Solo polyamory, polyamory and being non-relationship in a relationship, non-primary and solo poly – whatever you call it, makes an important statement. You don’t have to rely on one person to be happy and fulfilled. This can be a hard concept for others to get their head around. And in this article we will explain the solo polyamory!
First of all, I need to introduce the concept of “poly” as shorthand for “polyamorous.” Polyamory is a term that describes having an intimate relationship with more than one person at a time. It differs from monogamy in that it allows for romantic love and emotional intimacy with multiple people simultaneously. It also differs in that it does not imply sexual relations with multiple people simultaneously. You can be poly without ever dating more than one person at the same time, for example.
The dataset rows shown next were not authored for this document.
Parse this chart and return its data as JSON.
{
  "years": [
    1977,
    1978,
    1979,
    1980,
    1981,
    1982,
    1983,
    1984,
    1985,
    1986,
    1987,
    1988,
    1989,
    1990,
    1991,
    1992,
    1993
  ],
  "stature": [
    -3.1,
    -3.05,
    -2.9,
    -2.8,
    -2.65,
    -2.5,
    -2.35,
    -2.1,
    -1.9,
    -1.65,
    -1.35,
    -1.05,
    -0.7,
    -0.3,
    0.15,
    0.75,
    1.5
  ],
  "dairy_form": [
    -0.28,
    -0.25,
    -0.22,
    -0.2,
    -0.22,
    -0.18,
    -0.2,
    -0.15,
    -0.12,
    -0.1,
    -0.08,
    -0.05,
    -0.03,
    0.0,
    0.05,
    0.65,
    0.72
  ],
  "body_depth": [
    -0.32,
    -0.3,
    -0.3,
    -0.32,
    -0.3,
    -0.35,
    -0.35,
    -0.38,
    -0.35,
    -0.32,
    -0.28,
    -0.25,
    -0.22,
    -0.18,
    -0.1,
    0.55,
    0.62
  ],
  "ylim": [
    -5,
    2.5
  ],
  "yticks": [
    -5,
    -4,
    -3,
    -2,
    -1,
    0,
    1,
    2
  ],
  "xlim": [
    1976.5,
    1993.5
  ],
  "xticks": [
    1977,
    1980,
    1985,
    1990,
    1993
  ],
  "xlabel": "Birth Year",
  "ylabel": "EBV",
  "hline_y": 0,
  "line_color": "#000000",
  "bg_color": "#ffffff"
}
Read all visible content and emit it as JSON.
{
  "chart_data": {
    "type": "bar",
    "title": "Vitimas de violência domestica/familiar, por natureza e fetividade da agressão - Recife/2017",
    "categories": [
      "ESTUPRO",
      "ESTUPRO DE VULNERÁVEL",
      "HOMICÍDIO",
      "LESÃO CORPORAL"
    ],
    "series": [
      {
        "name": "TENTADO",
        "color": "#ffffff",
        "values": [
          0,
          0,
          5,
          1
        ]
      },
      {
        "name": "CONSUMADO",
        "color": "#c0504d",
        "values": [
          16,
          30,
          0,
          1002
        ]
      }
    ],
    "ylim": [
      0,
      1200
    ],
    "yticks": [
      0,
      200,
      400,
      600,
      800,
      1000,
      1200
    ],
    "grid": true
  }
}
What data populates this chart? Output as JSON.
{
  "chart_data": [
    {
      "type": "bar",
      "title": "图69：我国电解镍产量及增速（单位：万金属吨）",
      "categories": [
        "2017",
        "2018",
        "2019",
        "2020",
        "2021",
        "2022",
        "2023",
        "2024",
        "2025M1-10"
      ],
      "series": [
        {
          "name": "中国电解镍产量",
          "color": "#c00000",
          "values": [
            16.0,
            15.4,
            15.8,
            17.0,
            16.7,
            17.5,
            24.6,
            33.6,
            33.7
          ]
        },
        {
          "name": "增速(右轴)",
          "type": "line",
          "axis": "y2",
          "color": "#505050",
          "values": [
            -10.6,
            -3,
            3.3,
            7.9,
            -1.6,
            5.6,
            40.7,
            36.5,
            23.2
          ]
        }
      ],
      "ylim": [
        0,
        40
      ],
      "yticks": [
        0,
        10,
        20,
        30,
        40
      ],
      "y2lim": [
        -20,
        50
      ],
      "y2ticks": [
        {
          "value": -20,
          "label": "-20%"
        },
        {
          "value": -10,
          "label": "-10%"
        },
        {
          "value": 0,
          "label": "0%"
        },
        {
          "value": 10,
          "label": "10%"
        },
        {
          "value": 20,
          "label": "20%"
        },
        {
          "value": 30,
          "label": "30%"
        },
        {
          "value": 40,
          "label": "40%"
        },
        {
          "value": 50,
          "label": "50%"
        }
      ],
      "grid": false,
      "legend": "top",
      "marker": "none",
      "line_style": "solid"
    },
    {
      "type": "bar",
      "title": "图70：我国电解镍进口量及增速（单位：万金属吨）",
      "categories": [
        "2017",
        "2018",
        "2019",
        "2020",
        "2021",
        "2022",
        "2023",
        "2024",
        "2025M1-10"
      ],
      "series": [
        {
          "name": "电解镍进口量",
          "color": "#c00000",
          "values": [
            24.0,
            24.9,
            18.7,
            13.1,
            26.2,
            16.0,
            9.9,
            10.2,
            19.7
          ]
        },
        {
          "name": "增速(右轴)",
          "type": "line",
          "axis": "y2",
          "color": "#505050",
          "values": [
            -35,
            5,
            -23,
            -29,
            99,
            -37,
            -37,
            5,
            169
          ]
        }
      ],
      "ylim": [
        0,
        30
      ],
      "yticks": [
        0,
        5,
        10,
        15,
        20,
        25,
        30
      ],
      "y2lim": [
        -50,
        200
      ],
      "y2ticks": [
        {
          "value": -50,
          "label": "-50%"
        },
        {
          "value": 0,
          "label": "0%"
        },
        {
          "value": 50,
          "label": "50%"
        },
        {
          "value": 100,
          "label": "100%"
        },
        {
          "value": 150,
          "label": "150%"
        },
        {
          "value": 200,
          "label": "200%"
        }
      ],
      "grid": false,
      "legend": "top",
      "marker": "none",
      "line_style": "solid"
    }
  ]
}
Solo polyamory (sometimes called “solo poly”) is a form of consensual non-monogamy where one person is not partnered, but has multiple lovers. Unlike traditional polyamory, you don’t have to have a primary partner; you can be single and still have another lover, who can also be single or part of a couple.
In solo polyamory, you have one primary relationship and then other relationships on top of that relationship. You might have a spouse, for example, and then have another partner you only see occasionally but are emotionally close to and consider yourself to be dating. Or you might have a long-distance partner who lives across the country but you see every couple of months when you go visit your spouse.
Singleish is the other name of solo polyamory. What this means is that it is a member of the polyamory but an independent partner. Independent partners can often be involved in more than one relationship and act freely. For this reason, these people are called “Singleish” or “Solo Polyamory Partners”.
The difference between polyamory and solo polyamory is actually quite sharp and clear. In polyamory, partners are often interdependent and have responsibilities to each other. But in solo polyamory it is the opposite. They may have relationships with more than one group or person. And they are not responsible for anything in this relationship. For this reason, these people are called “Solo Polyamory Partners” or “Singleish”.
There is no single definition of solo polyamory, but it usually involves multiple romantic relationships with overlapping partners.
It can be an umbrella term for anyone who has more than one lover, regardless of how they define themselves. When people talk about solo polyamory, they are often referring to a relationship style in which the person has at least one other partner besides their primary partner.
The point of making this distinction is that many people practicing solo polyamory also have a primary partner, and that it’s not just about sleeping around.
A solo polyamorous person may have a primary partner and several secondary partners, or they may practice “solo polyfidelity,” where all their relationships are sexual but none are romantic.
A solo polyamorous person may even have several primary partners, but all the relationships are open—they can flirt and sleep with others and still consider their primary partners their most important loves.
In all cases, what distinguishes solo poly from monogamy is the emphasis on honesty and communication. Solo polyamorous people strive to have clear agreements about when it’s OK to flirt or sleep with other people and when it isn’t, and if any agreement changes, they’re open to renegotiating.
One of the biggest advantages to solo polyamory is that it’s pretty simple. If you’re single, you’re not juggling multiple relationships at a time or managing anyone else’s expectations in your romantic life.
There’s no negotiation over who gets to see who when, no mind games about other lovers trying to get their needs met at the expense of yours, and no need to try to set up a system that will work for everyone in the long run.
Instead, you can focus on what makes you happy right now—you’re not limited by anyone else’s needs, and if you want to date more than one person at once, the only thing stopping you is your own comfort with the situation. If you don’t feel like having another relationship at all times, it never has to be more than a possibility.
Because your relationship(s) aren’t defined by anyone else’s rules or expectations, they have the potential to be flexible beyond anything that would come from pursuing your relationships in tandem with someone else.
If there’s one person you want to spend every moment with but another who isn’t quite as important in your life, that’s perfectly fine—you don’t have to worry about losing out on being with your less-important partner. And there are lot’s of advantages of solo polyamory. So people that’s why choose the solo polyamory.
Isn’t Solo Polyamory A Dating?
Actually, solo polyamory isn’t exactly a dating or hookup. In solo polyamory, there is a relationship lived together with certain individuals or groups, although there is not exactly a commitment. And one usually does not look for casual partners, but rather long-term partners. You can also think of it as FB, but FB solo is not polyamory. It is also something that can be experienced emotionally in solo polyamory. It doesn’t have to be sexual. For this reason, this condition is called “Solo Polyamory”.